In ancient Greece, the intellectual journey was one of abstraction and dualism. It started with pre-Socratic philosophers asking: "What is the world made of?" They sought a single, rational principle—an arche—behind the chaos of the visible world. This quest led them upward, from the material to the abstract. Plato systematized this with his theory of Forms. He argued that the world we see is just a shadow of a higher, perfect, eternal realm. The purpose of human life, for Plato, was to use reason to recollect this divine reality. The soul's goal is to ascend from the cave of the material world into the light of absolute truth. Aristotle refined this, arguing that these universal forms exist within particular things. But he agreed that humanity's highest purpose is the rational contemplation of the divine "unmoved mover." This entire tradition established a dualistic worldview. It separated the material from the spiritual and set the stage for Western natural law and scientific inquiry.

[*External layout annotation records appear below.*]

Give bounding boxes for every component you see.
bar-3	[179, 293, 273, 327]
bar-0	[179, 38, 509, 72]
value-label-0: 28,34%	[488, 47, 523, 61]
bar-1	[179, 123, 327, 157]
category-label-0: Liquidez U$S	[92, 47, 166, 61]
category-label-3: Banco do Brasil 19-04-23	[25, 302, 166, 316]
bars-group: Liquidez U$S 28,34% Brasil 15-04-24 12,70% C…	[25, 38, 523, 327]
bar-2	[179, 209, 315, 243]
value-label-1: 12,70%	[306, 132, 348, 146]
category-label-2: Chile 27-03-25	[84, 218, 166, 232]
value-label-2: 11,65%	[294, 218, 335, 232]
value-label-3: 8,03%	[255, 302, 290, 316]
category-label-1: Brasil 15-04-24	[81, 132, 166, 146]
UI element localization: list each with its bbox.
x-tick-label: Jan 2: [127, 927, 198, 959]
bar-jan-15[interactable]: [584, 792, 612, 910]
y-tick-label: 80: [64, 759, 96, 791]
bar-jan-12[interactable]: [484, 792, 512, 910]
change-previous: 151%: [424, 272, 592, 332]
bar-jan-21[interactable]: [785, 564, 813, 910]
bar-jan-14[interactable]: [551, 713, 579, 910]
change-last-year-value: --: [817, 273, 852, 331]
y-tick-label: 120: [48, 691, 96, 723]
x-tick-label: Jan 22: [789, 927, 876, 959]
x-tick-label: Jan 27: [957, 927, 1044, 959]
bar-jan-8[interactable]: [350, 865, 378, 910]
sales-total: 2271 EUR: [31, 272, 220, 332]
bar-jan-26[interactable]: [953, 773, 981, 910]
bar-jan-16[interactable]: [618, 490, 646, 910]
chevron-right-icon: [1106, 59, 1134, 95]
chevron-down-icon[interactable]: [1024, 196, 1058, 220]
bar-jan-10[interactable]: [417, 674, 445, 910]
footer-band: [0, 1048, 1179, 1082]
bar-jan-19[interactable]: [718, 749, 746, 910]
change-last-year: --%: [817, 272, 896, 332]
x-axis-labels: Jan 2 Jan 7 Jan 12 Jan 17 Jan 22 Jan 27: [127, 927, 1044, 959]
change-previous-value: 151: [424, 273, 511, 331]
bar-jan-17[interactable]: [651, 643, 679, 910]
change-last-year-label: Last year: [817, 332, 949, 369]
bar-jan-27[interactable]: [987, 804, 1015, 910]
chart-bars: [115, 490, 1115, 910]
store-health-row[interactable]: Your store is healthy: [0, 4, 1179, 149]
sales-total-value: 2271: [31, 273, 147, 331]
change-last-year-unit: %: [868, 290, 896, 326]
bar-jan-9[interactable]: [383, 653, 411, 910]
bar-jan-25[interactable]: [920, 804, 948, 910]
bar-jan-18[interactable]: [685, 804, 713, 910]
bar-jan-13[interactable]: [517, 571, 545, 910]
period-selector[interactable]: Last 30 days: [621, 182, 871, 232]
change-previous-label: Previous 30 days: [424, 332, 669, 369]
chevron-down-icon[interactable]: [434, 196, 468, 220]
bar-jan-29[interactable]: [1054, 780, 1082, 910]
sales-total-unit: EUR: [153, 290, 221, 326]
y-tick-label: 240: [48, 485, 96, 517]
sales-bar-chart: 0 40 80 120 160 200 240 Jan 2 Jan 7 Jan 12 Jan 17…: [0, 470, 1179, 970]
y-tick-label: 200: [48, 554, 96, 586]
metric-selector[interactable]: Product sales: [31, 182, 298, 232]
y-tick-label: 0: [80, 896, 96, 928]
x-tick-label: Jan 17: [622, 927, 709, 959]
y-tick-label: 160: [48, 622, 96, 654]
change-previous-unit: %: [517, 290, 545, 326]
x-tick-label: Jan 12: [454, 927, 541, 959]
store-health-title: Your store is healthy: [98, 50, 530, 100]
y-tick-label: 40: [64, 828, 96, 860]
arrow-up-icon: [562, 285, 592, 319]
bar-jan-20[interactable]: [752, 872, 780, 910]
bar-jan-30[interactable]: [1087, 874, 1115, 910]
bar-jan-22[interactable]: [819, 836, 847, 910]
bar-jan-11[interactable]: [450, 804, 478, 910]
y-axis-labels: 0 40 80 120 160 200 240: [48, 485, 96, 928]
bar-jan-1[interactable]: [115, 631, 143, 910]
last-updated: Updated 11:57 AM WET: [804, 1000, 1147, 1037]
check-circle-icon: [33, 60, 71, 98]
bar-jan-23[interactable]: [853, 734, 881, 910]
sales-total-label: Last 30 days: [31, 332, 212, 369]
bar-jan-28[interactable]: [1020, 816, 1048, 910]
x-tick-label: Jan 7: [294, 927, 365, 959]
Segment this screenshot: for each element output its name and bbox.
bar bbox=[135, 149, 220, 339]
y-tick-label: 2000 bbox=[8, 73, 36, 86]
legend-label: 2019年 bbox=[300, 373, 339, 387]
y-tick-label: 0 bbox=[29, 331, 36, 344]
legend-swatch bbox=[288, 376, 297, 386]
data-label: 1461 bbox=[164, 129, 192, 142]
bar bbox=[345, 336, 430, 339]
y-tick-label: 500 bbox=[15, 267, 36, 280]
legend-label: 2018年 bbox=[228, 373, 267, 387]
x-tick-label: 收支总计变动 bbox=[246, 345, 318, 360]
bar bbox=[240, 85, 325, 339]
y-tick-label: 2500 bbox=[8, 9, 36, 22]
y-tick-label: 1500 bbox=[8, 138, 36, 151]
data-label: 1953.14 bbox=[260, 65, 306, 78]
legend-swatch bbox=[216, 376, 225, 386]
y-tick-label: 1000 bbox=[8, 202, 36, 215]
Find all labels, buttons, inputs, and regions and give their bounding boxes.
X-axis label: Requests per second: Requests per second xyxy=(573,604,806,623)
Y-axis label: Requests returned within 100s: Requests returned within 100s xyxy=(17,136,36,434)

Now, let's flip the coin and look at China. The philosophical awakening there was driven by a desperate need for social order. The Zhou Dynasty was collapsing into the chaos of the Warring States period. Chinese philosophers were asking "How can we restore harmony?" Their focus was overwhelmingly practical and this-worldly.

Confucius sought to restore order by reviving the rituals and strict social hierarchies of the past. He believed that if everyone knew their place and performed their duties—ruler to subject, father to son—society would stabilize. Mencius softened this with an emphasis on benevolent government. But the core idea remained the same: social order is achieved through a top-down system of ethical roles and responsibilities.

Then you have the Legalists. They took a much darker view. Building on Xunzi's idea that human nature is inherently evil, they argued that people are selfish and must be controlled. Their solution was power. They advocated for centralized authority, strict laws, and harsh punishments. It was a purely pragmatic, amoral system for managing the state. Even Daoism, which seems more metaphysical with its focus on the Dao, or "the way," was largely a critique of Confucian and Legalist striving. It advocated for "non-action" and a return to simplicity.

So here's what that means. While Greek philosophy was building a ladder to a transcendent, spiritual reality, Chinese philosophy was building a blueprint for an orderly, earthly society. One path led to universal principles and individual souls. The other led to collective harmony and defined social roles. This divergence would shape the next two thousand years of history.